FOREWORD

On May 1, 1960—the traditional May Day holiday—an American U-2 spyplane flew high above the Soviet Union photographing strategic targets. It was the twenty-fourth U-2 mission over the USSR since the first overflight almost four years earlier. The pilot of this U-2 was thirty-year-old Francis Gary Powers. A former U.S. Air Force fighter pilot, Powers was the most experienced U-2 pilot in the spyplane program with about six hundred hours at the controls of a U-2. He was also one of the most respected spyplane pilots, for his airmanship and for his integrity.

The calm sky more than seventy thousand feet above the USSR, far above the altitude of any Soviet fighter, was suddenly ripped apart as a surface-to-air missile detonated near Powers’s aircraft. Heavily damaged, the plane fell out of control. Unable to use his ejection seat, with great difficulty Powers bailed out of the crippled aircraft as it spun toward earth. He landed safely and was soon captured and flown to Moscow.

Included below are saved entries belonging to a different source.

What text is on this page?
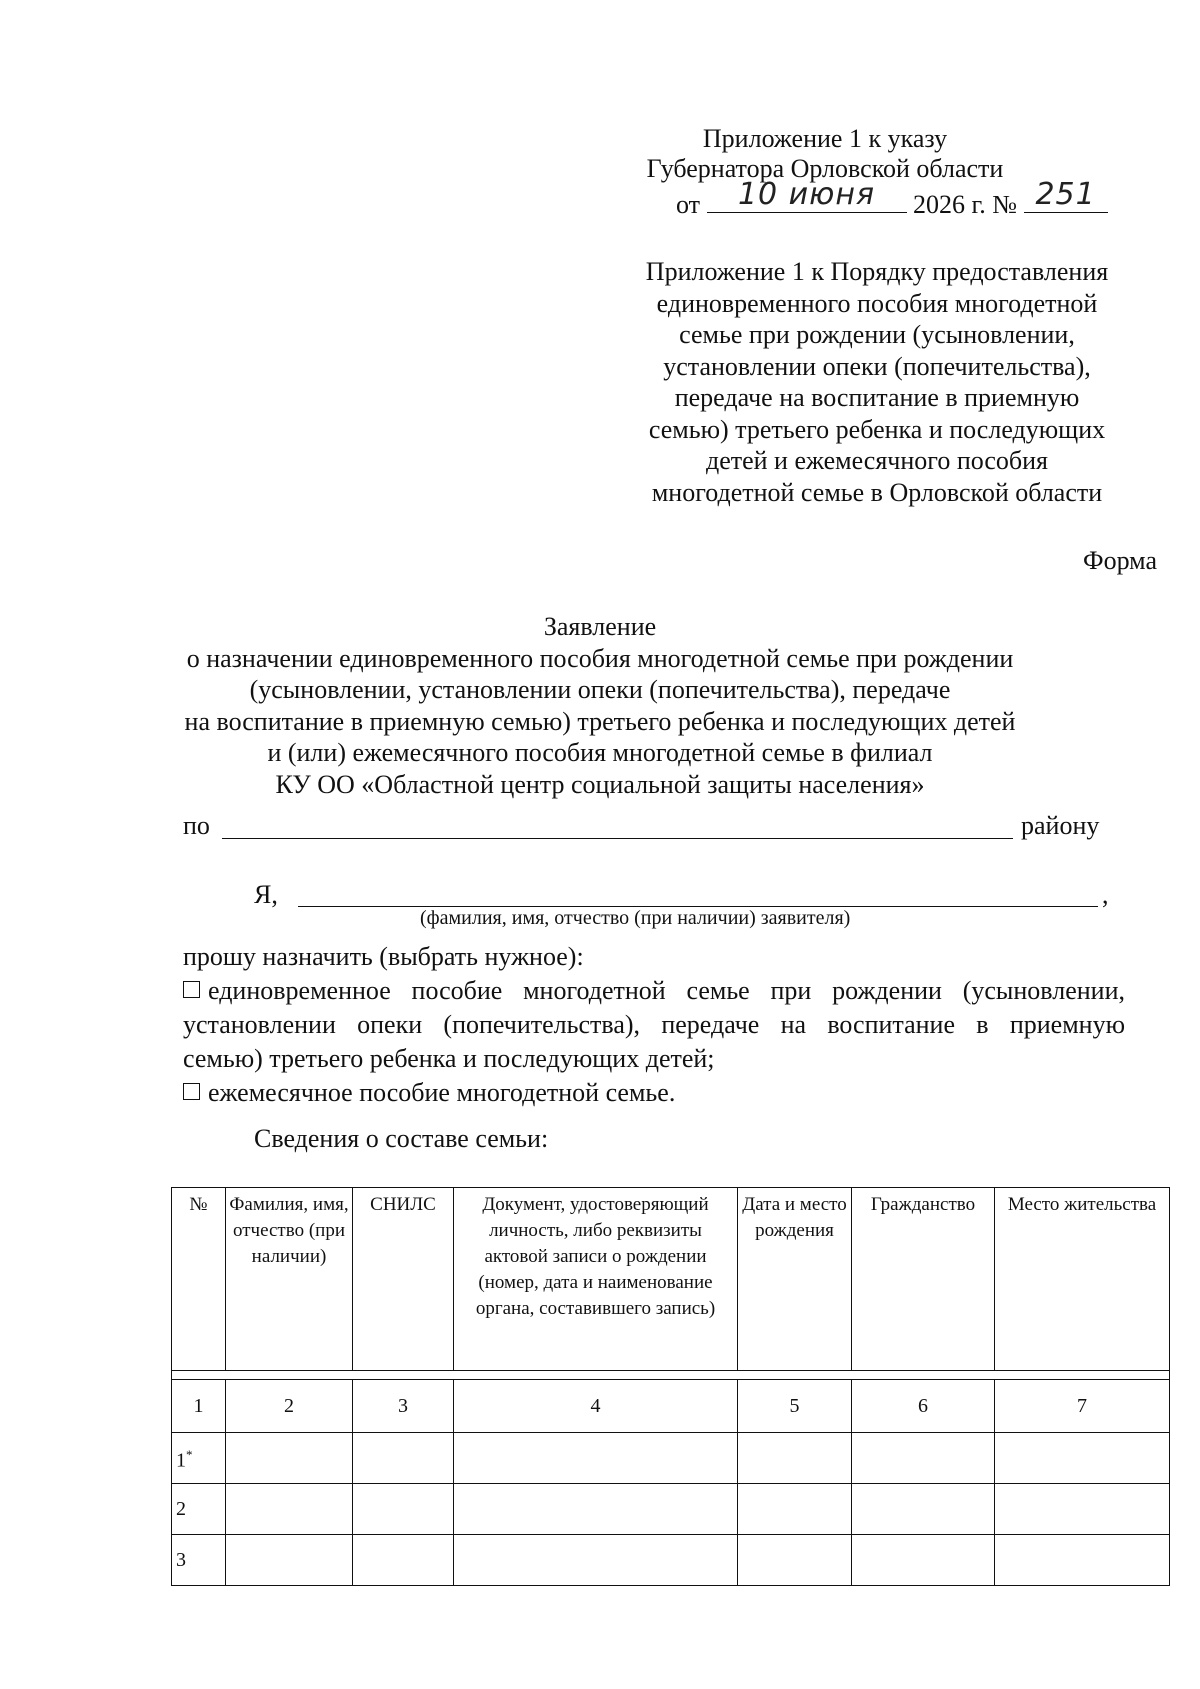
Приложение 1 к указу
Губернатора Орловской области
от	10 июня	2026 г. № 251
Приложение 1 к Порядку предоставления
единовременного пособия многодетной
семье при рождении (усыновлении,
установлении опеки (попечительства),
передаче на воспитание в приемную
семью) третьего ребенка и последующих
детей и ежемесячного пособия
многодетной семье в Орловской области
Форма
Заявление
о назначении единовременного пособия многодетной семье при рождении
(усыновлении, установлении опеки (попечительства), передаче
на воспитание в приемную семью) третьего ребенка и последующих детей
и (или) ежемесячного пособия многодетной семье в филиал
КУ ОО «Областной центр социальной защиты населения»
по	району
Я,	,
(фамилия, имя, отчество (при наличии) заявителя)
прошу назначить (выбрать нужное):
единовременное пособие многодетной семье при рождении (усыновлении,
установлении опеки (попечительства), передаче на воспитание в приемную
семью) третьего ребенка и последующих детей;
ежемесячное пособие многодетной семье.
Сведения о составе семьи:
№	Фамилия, имя, отчество (при наличии)	СНИЛС	Документ, удостоверяющий личность, либо реквизиты актовой записи о рождении (номер, дата и наименование органа, составившего запись)	Дата и место рождения	Гражданство	Место жительства

1	2	3	4	5	6	7
1*						
2						
3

The shootdown of the U-2 piloted by Powers had a spectacular impact on the Cold War. In the late 1950s, the United States, under President Dwight D. Eisenhower, and the USSR, under Premier Nikita S. Khrushchev, had been moving toward closer relations. Following a successful summit meeting of the two superpower leaders in Geneva in July 1955, there was some thawing of the Cold War. Khrushchev visited the United States in September 1959, seeing Congress and Iowa cornfields and meeting stars on a Hollywood movie set. He invited Eisenhower, his children and grandchildren to visit the Soviet Union.

This superpower warming ended abruptly with the Powers shootdown. American cover stories about a weather reconnaissance plane straying off course were soon revealed to be boldfaced lies. Khrushchev himself went to New York to denounce the overflights at the United Nations. Powers was put on trial and found guilty of spying. Eisenhower, poorly served by the Central Intelligence Agency in the affair, personally took responsibility. The long-planned summit meeting in Paris in mid-May was a disaster as Khrushchev demanded an apology from the president.

The revelations that followed about the overflights were both a triumph and an embarrassment for the Soviet Union: One of the acclaimed American spyplanes had been shot down, but for almost four years—since July 4, 1956—the U-2s had overflown Soviet territory with impunity.

The twenty-three successful overflights had been vital to U.S. national security. Penetrating the “iron curtain” that had descended over the Soviet Union and its Eastern European satellite states, the U-2 provided explicit intelligence of the Soviet manned bomber program and then of its intercontinental ballistic missile program. Further, strategic targets that had been known only from German maps of the early 1940s and even older documentation could be located with accuracy.

In Operation Overflight, Francis Gary Powers provided un-equaled insights into the U-2 program, the training of U-2 pilots, and of spyplane missions—over the USSR as well as over the Middle East and even certain “friendly” countries. His descriptions are vivid and his writing style engrossing.

This book is a significant contribution to the history of aviation.